I just noticed we are not doing anything with the secondary taxon. Fixed a separate ticket #222

For the purposes of this ticket: we only care about the taxon of the gene. If | present, remove it and everything after it

cmungall avatar Aug 16 '18 22:08 cmungall

oh another observation not relevant to this ticket: the ==None in the code above is never satisfied, it should be ==''.

cmungall avatar Aug 17 '18 00:08 cmungall

Would it make sense to factor the extension into the taxon constraint test? E.g. TermID AND (in_taxon SOME TaxonID) AND ExtensionExpression

It seems like that might catch some additional problems.

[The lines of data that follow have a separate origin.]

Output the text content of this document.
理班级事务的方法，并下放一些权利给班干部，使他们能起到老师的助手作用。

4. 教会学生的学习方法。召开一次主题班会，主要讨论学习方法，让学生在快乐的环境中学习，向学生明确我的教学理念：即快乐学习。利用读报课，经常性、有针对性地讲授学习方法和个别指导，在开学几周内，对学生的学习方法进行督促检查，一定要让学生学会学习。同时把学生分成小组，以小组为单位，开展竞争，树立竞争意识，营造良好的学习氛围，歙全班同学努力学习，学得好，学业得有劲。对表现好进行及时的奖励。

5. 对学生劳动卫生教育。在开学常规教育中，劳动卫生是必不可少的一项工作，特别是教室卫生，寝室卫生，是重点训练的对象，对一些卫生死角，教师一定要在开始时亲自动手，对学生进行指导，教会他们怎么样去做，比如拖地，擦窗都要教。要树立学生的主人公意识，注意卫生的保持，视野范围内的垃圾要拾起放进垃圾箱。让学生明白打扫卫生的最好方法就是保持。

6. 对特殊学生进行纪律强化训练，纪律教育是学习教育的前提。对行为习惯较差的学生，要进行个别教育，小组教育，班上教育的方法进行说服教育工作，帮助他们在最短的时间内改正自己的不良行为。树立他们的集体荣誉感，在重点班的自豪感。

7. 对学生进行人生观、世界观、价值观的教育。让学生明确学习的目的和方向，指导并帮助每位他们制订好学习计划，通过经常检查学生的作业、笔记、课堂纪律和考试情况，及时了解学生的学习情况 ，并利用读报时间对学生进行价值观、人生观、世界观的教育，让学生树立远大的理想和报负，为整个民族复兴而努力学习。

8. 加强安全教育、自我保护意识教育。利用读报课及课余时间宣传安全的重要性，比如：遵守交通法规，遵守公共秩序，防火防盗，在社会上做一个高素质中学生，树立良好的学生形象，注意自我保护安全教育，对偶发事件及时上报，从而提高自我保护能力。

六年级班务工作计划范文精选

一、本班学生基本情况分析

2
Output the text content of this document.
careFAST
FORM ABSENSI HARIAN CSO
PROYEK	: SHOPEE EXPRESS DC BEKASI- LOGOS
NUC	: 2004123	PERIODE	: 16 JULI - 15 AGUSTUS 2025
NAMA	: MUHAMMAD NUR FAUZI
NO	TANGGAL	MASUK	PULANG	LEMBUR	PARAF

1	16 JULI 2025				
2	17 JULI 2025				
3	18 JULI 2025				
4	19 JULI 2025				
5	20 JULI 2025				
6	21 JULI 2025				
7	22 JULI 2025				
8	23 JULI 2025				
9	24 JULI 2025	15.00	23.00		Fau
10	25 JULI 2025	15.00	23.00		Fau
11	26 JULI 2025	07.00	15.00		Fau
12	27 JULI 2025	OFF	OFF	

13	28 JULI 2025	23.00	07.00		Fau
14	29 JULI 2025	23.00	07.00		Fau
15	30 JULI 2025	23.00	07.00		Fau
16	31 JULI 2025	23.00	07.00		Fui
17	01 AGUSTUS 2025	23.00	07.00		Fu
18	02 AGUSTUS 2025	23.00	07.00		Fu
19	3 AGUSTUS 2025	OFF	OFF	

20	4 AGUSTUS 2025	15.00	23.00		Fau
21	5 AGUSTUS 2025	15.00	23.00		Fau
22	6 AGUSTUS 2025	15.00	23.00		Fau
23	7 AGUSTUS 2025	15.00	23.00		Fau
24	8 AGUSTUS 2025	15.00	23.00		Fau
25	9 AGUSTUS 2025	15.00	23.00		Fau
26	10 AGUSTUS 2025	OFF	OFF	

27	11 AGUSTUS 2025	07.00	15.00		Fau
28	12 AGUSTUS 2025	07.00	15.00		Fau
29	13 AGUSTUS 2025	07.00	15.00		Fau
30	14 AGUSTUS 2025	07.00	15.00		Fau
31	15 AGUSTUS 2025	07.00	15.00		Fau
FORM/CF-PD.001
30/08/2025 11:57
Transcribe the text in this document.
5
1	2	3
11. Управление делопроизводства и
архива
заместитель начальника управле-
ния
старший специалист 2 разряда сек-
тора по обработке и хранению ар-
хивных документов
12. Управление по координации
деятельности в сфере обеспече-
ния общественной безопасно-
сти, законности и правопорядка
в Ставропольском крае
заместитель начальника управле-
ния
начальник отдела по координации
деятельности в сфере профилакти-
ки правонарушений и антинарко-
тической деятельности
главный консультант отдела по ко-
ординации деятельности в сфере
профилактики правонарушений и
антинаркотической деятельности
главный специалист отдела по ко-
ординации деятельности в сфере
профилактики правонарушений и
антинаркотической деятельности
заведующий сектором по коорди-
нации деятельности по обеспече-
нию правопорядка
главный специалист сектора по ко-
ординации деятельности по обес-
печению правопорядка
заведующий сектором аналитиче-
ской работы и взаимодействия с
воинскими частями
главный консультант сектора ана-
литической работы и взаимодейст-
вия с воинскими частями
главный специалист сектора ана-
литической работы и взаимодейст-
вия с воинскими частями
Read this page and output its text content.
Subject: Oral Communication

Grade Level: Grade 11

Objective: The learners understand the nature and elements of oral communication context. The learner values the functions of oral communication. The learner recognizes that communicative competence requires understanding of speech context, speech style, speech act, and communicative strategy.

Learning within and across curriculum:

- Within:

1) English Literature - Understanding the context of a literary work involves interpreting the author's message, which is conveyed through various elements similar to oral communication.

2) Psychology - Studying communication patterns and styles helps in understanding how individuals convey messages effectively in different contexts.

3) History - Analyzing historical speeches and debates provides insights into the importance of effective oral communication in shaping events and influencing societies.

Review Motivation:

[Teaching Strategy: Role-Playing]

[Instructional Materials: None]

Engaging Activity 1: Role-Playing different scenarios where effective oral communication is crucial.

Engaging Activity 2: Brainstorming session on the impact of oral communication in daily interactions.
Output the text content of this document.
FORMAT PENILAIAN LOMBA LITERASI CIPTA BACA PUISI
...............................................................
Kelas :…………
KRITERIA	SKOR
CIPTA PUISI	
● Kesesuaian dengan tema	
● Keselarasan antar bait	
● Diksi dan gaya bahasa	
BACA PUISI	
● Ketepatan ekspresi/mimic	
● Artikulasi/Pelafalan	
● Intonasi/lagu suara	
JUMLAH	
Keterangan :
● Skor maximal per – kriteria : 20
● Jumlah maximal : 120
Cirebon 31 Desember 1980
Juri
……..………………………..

balhoff avatar Aug 17 '18 01:08 balhoff

Good point, yes, we should do this

Formally we should really check the relational expression (e.g. involved in X vs regulates some X), but the TCs are built with an involved in assumption for now, one step at a time

cmungall avatar Aug 17 '18 06:08 cmungall

Developing here: https://github.com/balhoff/gaferencer

balhoff avatar Aug 18 '18 16:08 balhoff

@cmungall can you explain this prediction from the owltools code:

https://github.com/owlcollab/owltools/blob/41e1f585d7a8135081c3f2e56c4aa6590901227b/OWLTools-Annotation/src/test/java/owltools/gaf/GAFInferenceTest.java#L40

I am getting the inference for FOO:3, but not FOO:1.

Here's the input: https://github.com/owlcollab/owltools/blob/41e1f585d7a8135081c3f2e56c4aa6590901227b/OWLTools-Annotation/src/test/resources/xp_inference_test.gaf

balhoff avatar Aug 21 '18 14:08 balhoff